De um modo geral, as políticas adotadas pelas principais nações europeias seguiram mais ou menos os caminhos de Portugal, em particular a França, a Alemanha, a Itália, a Espanha e o Reino Unido, com algumas diferenças, mas com alta pontuação no nível de responsabilidade social. De qualquer forma, dado à inexperiência e as características extraordinárias dessa pandemia, acho que foi feito o possível para combatê-la, inclusive com a rápida produção da indispensável vacina. E a luta continua. Veja-se ainda agora a labuta da França e outros países para imporem o passaporte vacinal, o que trouxe para a arena política uma discussão que está muito longe de terminar. A expulsão do tenista Djokovic da Austrália, proibindo-o de participar do Aberto de Tênis devido a seu negacionismo em relação à vacina, é um dos fatos mais importantes desses tempos nebulosos. Há que se falar também no surgimento do genocida moderno, tipo Trump e Bolsonaro, este último o pior de todos, que não precisam usar armas de guerra para promover seus morticínios.

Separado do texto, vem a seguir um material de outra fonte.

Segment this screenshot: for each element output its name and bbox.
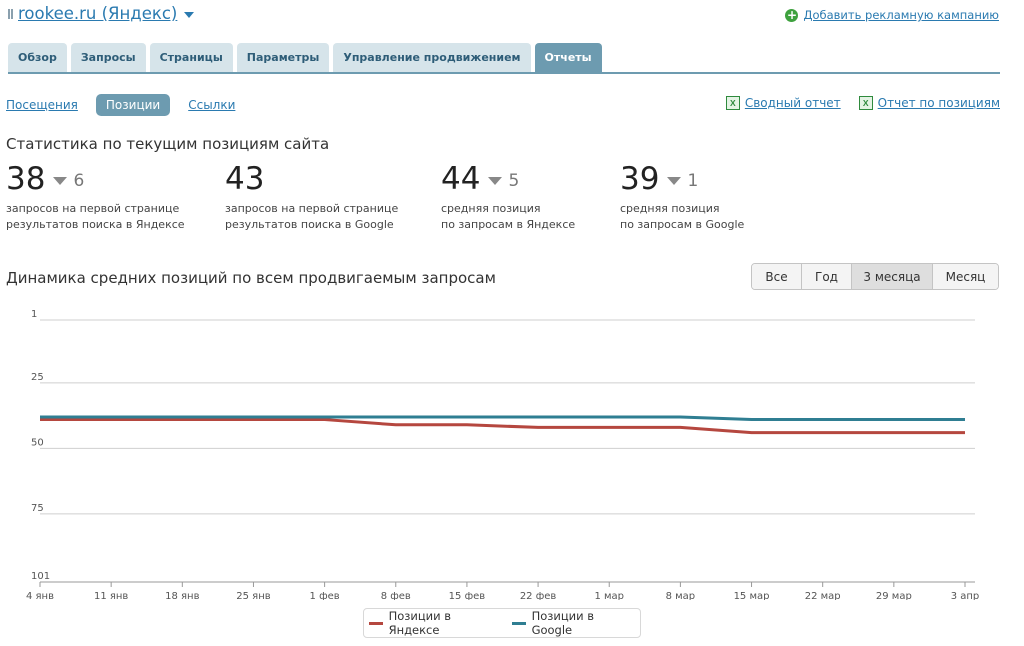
stat-desc-line2: по запросам в Google xyxy=(620,218,745,231)
plus-icon: + xyxy=(785,7,799,22)
x-tick-label: 18 янв xyxy=(165,591,199,600)
y-tick-label: 101 xyxy=(31,571,50,582)
stat-desc-line2: по запросам в Яндексе xyxy=(441,218,576,231)
stat-value: 38 xyxy=(6,161,46,197)
excel-icon: X xyxy=(858,96,873,110)
x-tick-label: 11 янв xyxy=(94,591,128,600)
stat-google-first-page: 43 запросов на первой странице результат… xyxy=(225,160,398,233)
stat-delta: 6 xyxy=(73,171,85,191)
stat-desc-line1: средняя позиция xyxy=(441,202,541,215)
stat-delta: 1 xyxy=(687,171,699,191)
legend-swatch-google xyxy=(512,621,526,625)
x-tick-label: 4 янв xyxy=(26,591,54,600)
stat-desc-line2: результатов поиска в Яндексе xyxy=(6,218,185,231)
y-tick-label: 75 xyxy=(31,503,44,514)
tabs-divider xyxy=(8,72,1000,74)
legend-swatch-yandex xyxy=(369,621,383,625)
tab-promotion[interactable]: Управление продвижением xyxy=(333,43,531,72)
y-tick-label: 50 xyxy=(31,437,44,448)
legend-item-yandex[interactable]: Позиции в Яндексе xyxy=(369,609,502,637)
tab-parameters[interactable]: Параметры xyxy=(236,43,330,72)
legend-label-google: Позиции в Google xyxy=(531,609,595,637)
stats-title: Статистика по текущим позициям сайта xyxy=(6,135,330,153)
summary-report-label: Сводный отчет xyxy=(744,96,841,110)
range-year-button[interactable]: Год xyxy=(802,264,852,289)
range-all-button[interactable]: Все xyxy=(752,264,802,289)
x-tick-label: 15 фев xyxy=(449,591,486,600)
x-tick-label: 8 мар xyxy=(666,591,696,600)
x-tick-label: 3 апр xyxy=(951,591,980,600)
stat-yandex-avg-position: 44 5 средняя позиция по запросам в Яндек… xyxy=(441,160,575,233)
x-tick-label: 22 фев xyxy=(520,591,557,600)
subnav-links[interactable]: Ссылки xyxy=(188,98,236,112)
x-tick-label: 29 мар xyxy=(876,591,912,600)
positions-chart: 1 25 50 75 101 4 янв 11 янв 18 янв 25 янв 1 фев 8 … xyxy=(26,309,980,600)
triangle-down-icon xyxy=(488,177,503,185)
x-tick-label: 25 янв xyxy=(236,591,270,600)
subnav-positions[interactable]: Позиции xyxy=(95,94,171,116)
stat-desc-line1: средняя позиция xyxy=(620,202,720,215)
positions-report-label: Отчет по позициям xyxy=(877,96,1000,110)
tab-reports[interactable]: Отчеты xyxy=(534,43,602,72)
tab-pages[interactable]: Страницы xyxy=(149,43,233,72)
excel-icon: X xyxy=(725,96,740,110)
stat-value: 44 xyxy=(441,161,481,197)
summary-report-link[interactable]: X Сводный отчет xyxy=(725,96,841,110)
triangle-down-icon xyxy=(667,177,682,185)
stat-desc-line1: запросов на первой странице xyxy=(225,202,399,215)
add-campaign-label: Добавить рекламную кампанию xyxy=(803,8,999,22)
site-title-link[interactable]: rookee.ru (Яндекс) xyxy=(18,4,178,23)
main-tabs: Обзор Запросы Страницы Параметры Управле… xyxy=(8,43,606,72)
series-line-google[interactable] xyxy=(40,415,965,422)
stat-desc-line1: запросов на первой странице xyxy=(6,202,180,215)
chevron-down-icon[interactable] xyxy=(184,11,195,18)
stat-yandex-first-page: 38 6 запросов на первой странице результ… xyxy=(6,160,185,233)
y-tick-label: 1 xyxy=(31,309,37,320)
stat-delta: 5 xyxy=(508,171,520,191)
stat-google-avg-position: 39 1 средняя позиция по запросам в Googl… xyxy=(620,160,744,233)
range-selector: Все Год 3 месяца Месяц xyxy=(751,263,999,290)
x-tick-label: 22 мар xyxy=(805,591,841,600)
report-links: X Сводный отчет X Отчет по позициям xyxy=(708,96,1000,110)
x-tick-label: 1 мар xyxy=(594,591,624,600)
tab-queries[interactable]: Запросы xyxy=(70,43,146,72)
x-tick-label: 8 фев xyxy=(381,591,411,600)
add-campaign-link[interactable]: + Добавить рекламную кампанию xyxy=(785,8,999,22)
x-tick-label: 15 мар xyxy=(734,591,770,600)
subnav-visits[interactable]: Посещения xyxy=(6,98,78,112)
series-line-yandex[interactable] xyxy=(40,418,965,435)
sub-navigation: Посещения Позиции Ссылки xyxy=(6,94,253,116)
drag-handle-icon[interactable] xyxy=(8,8,13,19)
range-month-button[interactable]: Месяц xyxy=(933,264,998,289)
triangle-down-icon xyxy=(53,177,68,185)
positions-report-link[interactable]: X Отчет по позициям xyxy=(858,96,1000,110)
stat-desc-line2: результатов поиска в Google xyxy=(225,218,394,231)
site-header: rookee.ru (Яндекс) xyxy=(8,4,195,23)
legend-label-yandex: Позиции в Яндексе xyxy=(388,609,452,637)
y-tick-label: 25 xyxy=(31,372,44,383)
range-3-months-button[interactable]: 3 месяца xyxy=(852,264,933,289)
dynamics-title: Динамика средних позиций по всем продвиг… xyxy=(6,269,496,287)
stat-value: 39 xyxy=(620,161,660,197)
legend-item-google[interactable]: Позиции в Google xyxy=(512,609,635,637)
chart-legend: Позиции в Яндексе Позиции в Google xyxy=(363,608,641,638)
stat-value: 43 xyxy=(225,161,265,197)
tab-overview[interactable]: Обзор xyxy=(8,43,67,72)
x-tick-label: 1 фев xyxy=(310,591,340,600)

Melhor ainda teria sido a postura da Europa se não fosse a ação desses negacionistas que despontaram mundo afora, sabotando a ciência e jogando seu papel deletério, como é de todos conhecido. Não há dúvida que o negacionismo foi a vertente criada pelas organizações fascistas em ascensão vertiginosa na última década nos cinco continentes. De modo que enxergo no enfrentamento da pandemia uma íntima relação com a luta democrática e antifascista. Não é à-toa que o negacionismo teve maior crescimento e provocou maiores danos exatamente naqueles países onde a ameaça fascista foi maior e trouxe perigo para o mundo democrático, como os Estados Unidos e o Brasil.

Do ponto de vista pessoal, não nego que fui bastante prejudicado pela pandemia. Fiquei quase dois anos recluso, sem poder viajar, uma das coisas que mais amo na vida. Se não fosse escritor e leitor contumaz, teria enlouquecido. Então, procurei aproveitar da melhor forma possível este período, lendo e escrevendo muito. Concluí e publiquei As Diabruras de Orfeu durante o primeiro ano da pandemia e ainda produzi um novo romance, que deve sair este ano, um livro de contos e uma expressiva quantidade de artigos políticos, literários, resenhas e poemas.





Quais os próximos projetos de escrita, viagens, de vida?


No que tange à escrita, a prioridade é um novo romance, que seria, se assim resultar, o verdadeiro terceiro volume de minha trilogia. Provavelmente o pano de fundo será a Guerrilha do Araguaia. No terreno editorial, pretendo publicar aqui em Portugal um romance já concluído, O Tempo Paralisado, e um livro de contos, ainda sem título. É possível também que agilize o projeto de desmembramento de Adeus, Fernando Pessoa. E quem sabe um livro de poemas?

Afora isso, é viajar e frequentar os amigos, este tesouro da vida. Viajar muito, pelos confins do mundo. Viajar me ajuda a escrever. E escrever é a forma mais prazerosa de viver, até porque pode acontecer em qualquer lugar do mundo. E há que correr, que a vida está chegando ao fim. Conhecer o restante da América Latina, a África de língua portuguesa, em particular Angola, Moçambique e Cabo Verde; o Egito (particularmente Alexandria), a Turquia, o Vietnam, o Laos e o Camboja, entre outros países asiáticos. Retornar à Grécia e aos países europeus, que já conheço quase em sua totalidade; e à China, onde já morei por quase um ano. Os planos são infinitos. Espero ter fôlego suficiente.






Comentários

  1. Gostei muito da entrevista. Diz muto do homem, ser humano bonito, ao qual tenho prazer de conhecer e chamar amigo, recente é certo, mas amigo.
    A parte que "bateu" fundo, na entrevista foi esta
    "A palavra é a arma de que nos valemos para libertar a literatura de seu mistério e fazê-la explodir em miríades de pontos de luz e de sons que penetram em nosso corpo e em nossa alma como energia libertadora. Isso acontece porque a literatura também é música, se transforma nela e também a traduz".
    Grata, meu amigo, por partilhar comigo um pouco do seu saber, fazendo críticas construtivas áquilo que escrevo.
    Um abraço, também por esta partilha, da qual gostei muito.